The legend has that the three main manifestations of Goddess like Mata Maha Kali, Mata Maha Lakshmi and Mata Maha Saraswati united together one day and pooled the collective Tejas or spiritual strength. Then a bright light emanated from the place where a beautiful young girl emerged out of this Tejas. She was told to live on earth, spending her time in upholding righteousness and later merge into Vishnu. So, the girl was born to Ratankar and his wife who called her as Vaishnavi.

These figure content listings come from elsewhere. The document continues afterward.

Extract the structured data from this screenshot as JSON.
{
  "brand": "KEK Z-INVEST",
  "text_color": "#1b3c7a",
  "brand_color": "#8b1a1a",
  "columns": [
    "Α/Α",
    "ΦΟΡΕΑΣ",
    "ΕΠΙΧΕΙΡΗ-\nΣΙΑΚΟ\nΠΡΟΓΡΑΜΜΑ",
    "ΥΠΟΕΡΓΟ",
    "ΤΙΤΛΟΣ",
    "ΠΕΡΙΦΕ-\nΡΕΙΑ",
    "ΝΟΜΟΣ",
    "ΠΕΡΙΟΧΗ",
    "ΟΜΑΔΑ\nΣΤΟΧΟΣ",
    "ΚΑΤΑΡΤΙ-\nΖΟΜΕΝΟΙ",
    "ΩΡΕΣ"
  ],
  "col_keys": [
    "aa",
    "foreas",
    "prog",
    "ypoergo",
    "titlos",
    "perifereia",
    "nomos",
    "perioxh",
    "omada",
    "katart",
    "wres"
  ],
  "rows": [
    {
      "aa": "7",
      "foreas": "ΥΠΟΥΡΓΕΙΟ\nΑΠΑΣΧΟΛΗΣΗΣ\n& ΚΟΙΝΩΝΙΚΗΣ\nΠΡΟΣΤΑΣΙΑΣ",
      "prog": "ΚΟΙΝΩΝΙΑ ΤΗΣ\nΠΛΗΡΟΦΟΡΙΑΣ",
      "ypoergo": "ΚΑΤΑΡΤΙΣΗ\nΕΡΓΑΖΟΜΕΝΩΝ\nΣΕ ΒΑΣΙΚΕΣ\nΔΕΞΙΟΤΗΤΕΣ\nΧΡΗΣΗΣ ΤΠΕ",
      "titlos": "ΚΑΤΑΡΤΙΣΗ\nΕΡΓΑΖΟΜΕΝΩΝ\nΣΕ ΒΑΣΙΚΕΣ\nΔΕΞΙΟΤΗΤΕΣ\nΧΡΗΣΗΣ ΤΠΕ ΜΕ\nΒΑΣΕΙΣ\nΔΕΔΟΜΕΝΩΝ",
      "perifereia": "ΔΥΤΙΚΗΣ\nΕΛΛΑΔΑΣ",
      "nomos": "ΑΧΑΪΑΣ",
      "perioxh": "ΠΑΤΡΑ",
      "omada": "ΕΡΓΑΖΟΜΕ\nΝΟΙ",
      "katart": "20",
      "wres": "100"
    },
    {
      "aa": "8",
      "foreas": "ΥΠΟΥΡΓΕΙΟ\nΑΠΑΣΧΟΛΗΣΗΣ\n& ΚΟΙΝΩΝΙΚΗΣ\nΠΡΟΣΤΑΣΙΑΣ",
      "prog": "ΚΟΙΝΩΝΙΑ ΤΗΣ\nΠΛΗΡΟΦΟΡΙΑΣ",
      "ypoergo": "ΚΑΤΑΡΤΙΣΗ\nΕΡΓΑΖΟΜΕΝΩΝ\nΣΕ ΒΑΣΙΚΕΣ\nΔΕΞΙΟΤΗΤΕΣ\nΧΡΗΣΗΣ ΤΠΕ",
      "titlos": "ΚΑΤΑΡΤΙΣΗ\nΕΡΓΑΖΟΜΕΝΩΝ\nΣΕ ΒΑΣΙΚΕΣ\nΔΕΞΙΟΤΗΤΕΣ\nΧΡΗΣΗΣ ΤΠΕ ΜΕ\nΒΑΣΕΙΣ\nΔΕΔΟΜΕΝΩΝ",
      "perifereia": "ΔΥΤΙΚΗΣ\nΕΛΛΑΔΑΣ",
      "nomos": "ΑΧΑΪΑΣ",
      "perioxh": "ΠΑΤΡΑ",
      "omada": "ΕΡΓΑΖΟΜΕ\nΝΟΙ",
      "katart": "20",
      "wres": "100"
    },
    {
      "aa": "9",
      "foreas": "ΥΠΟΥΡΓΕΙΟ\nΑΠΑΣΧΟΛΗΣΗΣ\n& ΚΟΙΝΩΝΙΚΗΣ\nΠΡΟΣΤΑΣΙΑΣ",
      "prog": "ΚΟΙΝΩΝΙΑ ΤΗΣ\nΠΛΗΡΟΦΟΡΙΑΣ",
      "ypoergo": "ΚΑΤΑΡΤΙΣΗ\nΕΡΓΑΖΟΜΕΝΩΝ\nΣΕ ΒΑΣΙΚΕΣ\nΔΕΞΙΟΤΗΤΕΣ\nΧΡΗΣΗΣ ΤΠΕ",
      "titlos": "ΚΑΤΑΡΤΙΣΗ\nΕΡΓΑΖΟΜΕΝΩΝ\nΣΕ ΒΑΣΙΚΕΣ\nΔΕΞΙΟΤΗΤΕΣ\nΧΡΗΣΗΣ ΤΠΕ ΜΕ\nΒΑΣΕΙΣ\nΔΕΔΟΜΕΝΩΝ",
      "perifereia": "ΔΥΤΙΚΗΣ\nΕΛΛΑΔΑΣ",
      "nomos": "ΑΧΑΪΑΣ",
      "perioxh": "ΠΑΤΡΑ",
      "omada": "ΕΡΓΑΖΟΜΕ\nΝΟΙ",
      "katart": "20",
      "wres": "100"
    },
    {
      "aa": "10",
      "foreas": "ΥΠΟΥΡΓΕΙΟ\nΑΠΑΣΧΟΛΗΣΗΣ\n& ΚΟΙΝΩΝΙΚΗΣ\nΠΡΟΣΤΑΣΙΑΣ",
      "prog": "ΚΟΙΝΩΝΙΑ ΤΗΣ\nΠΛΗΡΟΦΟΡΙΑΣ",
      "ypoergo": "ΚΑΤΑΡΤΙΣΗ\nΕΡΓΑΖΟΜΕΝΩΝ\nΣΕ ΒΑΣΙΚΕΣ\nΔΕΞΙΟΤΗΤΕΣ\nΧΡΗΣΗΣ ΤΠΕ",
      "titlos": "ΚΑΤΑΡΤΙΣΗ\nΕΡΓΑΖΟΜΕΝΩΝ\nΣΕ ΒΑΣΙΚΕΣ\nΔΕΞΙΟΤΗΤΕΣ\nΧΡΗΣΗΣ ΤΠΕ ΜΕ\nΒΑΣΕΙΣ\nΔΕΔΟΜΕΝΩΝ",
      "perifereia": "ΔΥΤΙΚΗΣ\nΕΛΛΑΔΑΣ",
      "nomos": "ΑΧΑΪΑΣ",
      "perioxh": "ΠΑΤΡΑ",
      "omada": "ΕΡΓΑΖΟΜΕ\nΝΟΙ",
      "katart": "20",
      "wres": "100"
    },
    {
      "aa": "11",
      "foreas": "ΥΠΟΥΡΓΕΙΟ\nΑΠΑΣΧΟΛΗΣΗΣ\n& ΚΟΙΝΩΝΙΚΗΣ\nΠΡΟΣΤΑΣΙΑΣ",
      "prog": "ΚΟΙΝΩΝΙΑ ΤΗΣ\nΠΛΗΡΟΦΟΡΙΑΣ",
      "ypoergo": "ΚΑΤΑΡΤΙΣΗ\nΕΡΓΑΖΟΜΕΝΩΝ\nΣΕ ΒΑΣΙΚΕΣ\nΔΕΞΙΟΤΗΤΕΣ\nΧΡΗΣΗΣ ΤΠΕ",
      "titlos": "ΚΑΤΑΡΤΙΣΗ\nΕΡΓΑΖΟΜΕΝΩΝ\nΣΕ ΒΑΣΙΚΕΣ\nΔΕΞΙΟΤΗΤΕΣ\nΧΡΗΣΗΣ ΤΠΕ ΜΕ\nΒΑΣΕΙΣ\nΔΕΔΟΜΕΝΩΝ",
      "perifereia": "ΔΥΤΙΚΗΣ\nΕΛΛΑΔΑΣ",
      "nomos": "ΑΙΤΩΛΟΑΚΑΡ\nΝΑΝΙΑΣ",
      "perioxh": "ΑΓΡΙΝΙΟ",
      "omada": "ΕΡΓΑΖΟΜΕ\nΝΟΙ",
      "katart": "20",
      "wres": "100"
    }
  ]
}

The only holy place connected with Lord Visnu in Kashmir is Vishnu-Pada or Kaunsar Naga. This is a big lake situated at a height of more than 14,000 feet in Anantnag district. The lake is shaped like a foot and it is believed that Lord Visnu had placed his holy foot in the place where the present big lake is found.
Sun temple at Martand
Only five miles away from the town of Anantnag on the way to Amarnath, is a village known as Mattan or Bhawan. In ancient scriptures the name of this place is given as Martand (the sun). Here is a beautiful spring and a small rivulet flowing nearby known as the Chaka. On the banks of the Chaka thousands of devotees from northern India perform sraddha to their deceased ancestors in adhikamasa months and Vijaya Saptami. About 21/2 km. from the spring are the ruins of a magnificent temple dedicated to the Sun known as Martand. The temple in Indo-Greek architectural style was built by Lalitaditya, a great king of Kashmir. Swami Vivekananda visited this place at least three times.